Мешок кедровых орехов - Самохин Николай Яковлевич
Шрифт:
Интервал:
Закладка:
Дядя Федя покуривает на скамейке, поплевывает, кивает согласно багровым, пористым носом: так-так… верно. Инструмент не его, казенный. Вот пусть и отбивают, кому надо. Главврач пусть отбивает.
Теплынь. Благодать. Почти все отделение на улице. Некоторые, здесь уже образовавшиеся, парочки вообще подались в кустики, под забор частного сектора — дружить.

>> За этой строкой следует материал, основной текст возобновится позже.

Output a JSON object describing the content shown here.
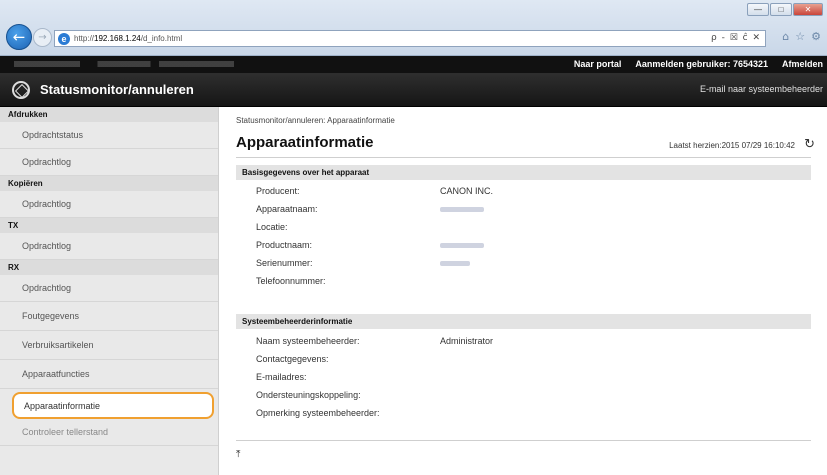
{
  "browser": {
    "url_prefix": "http://",
    "url_host": "192.168.1.24",
    "url_path": "/d_info.html",
    "addr_tools": "ρ - ☒ ĉ ✕",
    "window_buttons": [
      "—",
      "□",
      "✕"
    ],
    "toolbar_icons": [
      "⌂",
      "☆",
      "⚙"
    ]
  },
  "topbar": {
    "links": [
      "Naar portal",
      "Aanmelden gebruiker:  7654321",
      "Afmelden"
    ]
  },
  "header": {
    "title": "Statusmonitor/annuleren",
    "email_link": "E-mail naar systeembeheerder"
  },
  "sidebar": {
    "groups": [
      {
        "heading": "Afdrukken",
        "items": [
          "Opdrachtstatus",
          "Opdrachtlog"
        ]
      },
      {
        "heading": "Kopiëren",
        "items": [
          "Opdrachtlog"
        ]
      },
      {
        "heading": "TX",
        "items": [
          "Opdrachtlog"
        ]
      },
      {
        "heading": "RX",
        "items": [
          "Opdrachtlog"
        ]
      }
    ],
    "extra_items": [
      "Foutgegevens",
      "Verbruiksartikelen",
      "Apparaatfuncties",
      "Apparaatinformatie",
      "Controleer tellerstand"
    ]
  },
  "main": {
    "breadcrumb": "Statusmonitor/annuleren: Apparaatinformatie",
    "title": "Apparaatinformatie",
    "last_updated": "Laatst herzien:2015 07/29 16:10:42",
    "refresh_icon": "↻",
    "section1": {
      "heading": "Basisgegevens over het apparaat",
      "rows": [
        {
          "label": "Producent:",
          "value": "CANON INC."
        },
        {
          "label": "Apparaatnaam:",
          "value": ""
        },
        {
          "label": "Locatie:",
          "value": ""
        },
        {
          "label": "Productnaam:",
          "value": ""
        },
        {
          "label": "Serienummer:",
          "value": ""
        },
        {
          "label": "Telefoonnummer:",
          "value": ""
        }
      ]
    },
    "section2": {
      "heading": "Systeembeheerderinformatie",
      "rows": [
        {
          "label": "Naam systeembeheerder:",
          "value": "Administrator"
        },
        {
          "label": "Contactgegevens:",
          "value": ""
        },
        {
          "label": "E-mailadres:",
          "value": ""
        },
        {
          "label": "Ondersteuningskoppeling:",
          "value": ""
        },
        {
          "label": "Opmerking systeembeheerder:",
          "value": ""
        }
      ]
    },
    "top_link_icon": "⤒"
  },
  "colors": {
    "selected_outline": "#f0a030",
    "title_bar": "#1e1e1e",
    "top_bar": "#111111"
  }
}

Строжиться, загонять в помещение сегодня некому. Воскресенье, беспроцедурный день. Из медперсонала в отделении только дежурный врач да сестра. А кабинет врача на другой стороне здания.
Остриженный под машинку парень, голова перевязана, прямо тут, на скамейке, принародно обнимает тонкую женщину в цветастом платье, тискает ее, прижимает к себе. Подружка, наверное, проведать пришла.

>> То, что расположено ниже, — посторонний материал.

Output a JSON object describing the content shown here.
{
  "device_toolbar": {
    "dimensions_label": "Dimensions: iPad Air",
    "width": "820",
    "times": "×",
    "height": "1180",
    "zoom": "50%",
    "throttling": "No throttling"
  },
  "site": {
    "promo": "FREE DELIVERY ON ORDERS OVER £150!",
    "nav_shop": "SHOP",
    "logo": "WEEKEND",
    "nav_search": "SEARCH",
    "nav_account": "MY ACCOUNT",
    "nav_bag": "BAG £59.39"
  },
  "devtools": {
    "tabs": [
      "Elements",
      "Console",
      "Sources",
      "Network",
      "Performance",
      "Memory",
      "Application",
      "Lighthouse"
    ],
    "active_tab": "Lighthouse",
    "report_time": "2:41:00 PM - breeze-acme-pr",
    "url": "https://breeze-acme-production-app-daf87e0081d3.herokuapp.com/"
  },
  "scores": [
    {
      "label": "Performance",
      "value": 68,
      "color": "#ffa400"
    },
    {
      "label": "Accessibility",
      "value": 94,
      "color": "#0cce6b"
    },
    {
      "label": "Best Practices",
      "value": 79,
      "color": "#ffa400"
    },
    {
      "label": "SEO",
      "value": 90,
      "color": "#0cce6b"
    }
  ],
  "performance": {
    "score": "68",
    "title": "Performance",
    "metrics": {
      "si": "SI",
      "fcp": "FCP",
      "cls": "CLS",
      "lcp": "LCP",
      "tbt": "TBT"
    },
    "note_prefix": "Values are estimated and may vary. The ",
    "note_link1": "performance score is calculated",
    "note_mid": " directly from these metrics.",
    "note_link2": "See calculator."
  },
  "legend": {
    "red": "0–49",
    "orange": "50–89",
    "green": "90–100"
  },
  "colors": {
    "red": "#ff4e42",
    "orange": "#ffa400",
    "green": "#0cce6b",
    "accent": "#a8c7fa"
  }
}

Сверху, с пятого этажа ему кричат:
— Ты! Задавишь! Чо жмешь-то, чо жмешь! Парень поднимает голову:
— Не задавлю! Я же не этот… не илигатор!
Женщина смеется из-под руки парня.
Впереди меня по дорожке, взявшись под руки, движутся три тети в больничных халатах. Такие широкие — не обойдешь.
Средняя негромко рассказывает подружкам:
— Ну, присмотрелась я… мужичонка вроде неплохой, подходящий вроде. Ну, сошлися, стали жить…
Я сбавляю шаг — неудобно подслушивать чужие откровения.
И тут из-за тетушек выворачивается навстречу мне Гена.
Что-то он сегодня слишком перекособочен. И левую руку, согнутую, держит так, словно бережет после перелома. Но глаз у Гены веселый, интригующий.
— Яковлевич! — говорит он. — Я вот что думаю: пора нам в самоволку.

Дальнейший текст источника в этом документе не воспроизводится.